Nobody likes a spoiled movie (or TV show or book for that matter). Studies show that about 2/3 of U.S. adults utilize reviews to influence their decision to see a movie. When those reviews contain spoilers, they affect the anticipation and suspension of disbelief that are integral to a pleasureable movie-going experience. Users tend to avoid resources that do not censor spoiler content; they can knowingly seek out such content from other sources if they so wished.
IMDb, the premier site for movie information, is no stranger to dealing with the effects of hosting spoiler content. Their current solution mainly relies on self-flagging of spoiler content by the user themselves, or for other users to report a review that contains spoilers. By employing automated flagging sytems to hide user reviews containing spoilers, IMDb can provide the users with a confidence that their browsing will not present them with spoiler content. We are tasked with developing a model to detect reviews containing spoilers so they can be censored.
The dataset can be downloaded from Kaggle, which is also available here. It contains 573,913 review records that correspond to 1572 movies. There is additional film and review metadata, like film release date, critic and user rating, review post date, movie genre, etc. Primarily we are interested in the user reviews text and the target, a feature called 'is_spoiler' which indicates if the review contains a spoiler or not. There is an imbalance to our target, about 73.6% of the reviews do not contain a spoiler.

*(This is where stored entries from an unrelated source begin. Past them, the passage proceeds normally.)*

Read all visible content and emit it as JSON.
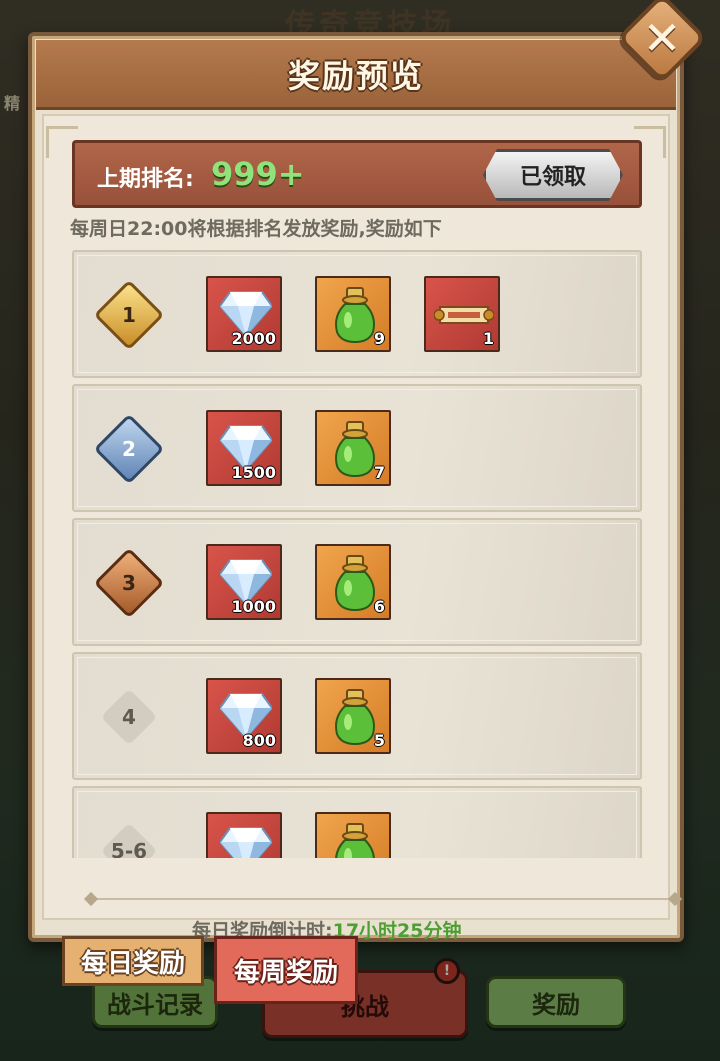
{
  "background": {
    "title": "传奇竞技场",
    "left_label": "精",
    "battle_record_label": "战斗记录",
    "challenge_label": "挑战",
    "reward_label": "奖励",
    "alert_badge": "!"
  },
  "dialog": {
    "title": "奖励预览",
    "close_icon": "close-icon",
    "last_rank_label": "上期排名:",
    "last_rank_value": "999+",
    "claimed_label": "已领取",
    "notice": "每周日22:00将根据排名发放奖励,奖励如下",
    "countdown_label": "每日奖励倒计时:",
    "countdown_value": "17小时25分钟"
  },
  "tabs": {
    "daily": "每日奖励",
    "weekly": "每周奖励"
  },
  "reward_rows": [
    {
      "rank": "1",
      "badge": "gold",
      "items": [
        {
          "icon": "diamond-icon",
          "count": "2000",
          "bg": "red"
        },
        {
          "icon": "potion-icon",
          "count": "9",
          "bg": "orange"
        },
        {
          "icon": "scroll-icon",
          "count": "1",
          "bg": "red"
        }
      ]
    },
    {
      "rank": "2",
      "badge": "silver",
      "items": [
        {
          "icon": "diamond-icon",
          "count": "1500",
          "bg": "red"
        },
        {
          "icon": "potion-icon",
          "count": "7",
          "bg": "orange"
        }
      ]
    },
    {
      "rank": "3",
      "badge": "bronze",
      "items": [
        {
          "icon": "diamond-icon",
          "count": "1000",
          "bg": "red"
        },
        {
          "icon": "potion-icon",
          "count": "6",
          "bg": "orange"
        }
      ]
    },
    {
      "rank": "4",
      "badge": "plain",
      "items": [
        {
          "icon": "diamond-icon",
          "count": "800",
          "bg": "red"
        },
        {
          "icon": "potion-icon",
          "count": "5",
          "bg": "orange"
        }
      ]
    },
    {
      "rank": "5-6",
      "badge": "plain",
      "items": [
        {
          "icon": "diamond-icon",
          "count": "",
          "bg": "red"
        },
        {
          "icon": "potion-icon",
          "count": "",
          "bg": "orange"
        }
      ]
    }
  ]
}
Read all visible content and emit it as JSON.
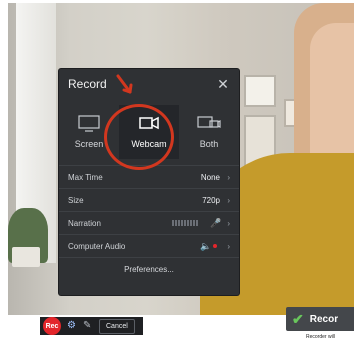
{
  "modal": {
    "title": "Record",
    "sources": [
      {
        "label": "Screen",
        "icon": "monitor-icon"
      },
      {
        "label": "Webcam",
        "icon": "webcam-icon",
        "selected": true
      },
      {
        "label": "Both",
        "icon": "screen-webcam-icon"
      }
    ],
    "settings": [
      {
        "label": "Max Time",
        "value": "None"
      },
      {
        "label": "Size",
        "value": "720p"
      },
      {
        "label": "Narration",
        "value": ""
      },
      {
        "label": "Computer Audio",
        "value": ""
      }
    ],
    "preferences_label": "Preferences..."
  },
  "toolbar": {
    "rec_label": "Rec",
    "cancel_label": "Cancel"
  },
  "toast": {
    "title": "Recor",
    "subtitle": "Recorder will"
  },
  "colors": {
    "modal_bg": "#2f3134",
    "selected_bg": "#24262a",
    "annotation_red": "#d2371f",
    "rec_red": "#e3262b",
    "success_green": "#69c65c"
  }
}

After removing non-English reviews, the review text was cleaned and lemmatized. A simple baseline model was developed, predicting that if the word 'spoiler' appeared in the review then the review was classified as a spoiler. The baseline scores allowed us a comparative benchmark as we iterated through different vectorization encoding types/settings and modeled with Multinomial Naive Bayes, Logistic Regression, and Support-vector Machines. Evaluation of model performance was done using classification reports and confusion matrices resulting in selection of a best performing model.
We found that bag of words modeling struggled in picking up on what makes a spoiler review a spoiler. Our best model utilized TF-IDF text encoding, adding in bi- and tri-grams with a minimum count of 8, trained using a Support-vector machine. We achieved an overall accuracy of 77% while maintaing recall of above 90% on non-spoiler reviews but only a 40% on spoiler reviews. Seeing improvement over iterations of the bag-of-words modeling we feel that turning to cutting edge tools like BERT modeling would see even greater success. Another interesting avenue is cosine similarity, comparing the review to the synopsis of the film being reviewed, which has a more narrow scope but could prove to be successful.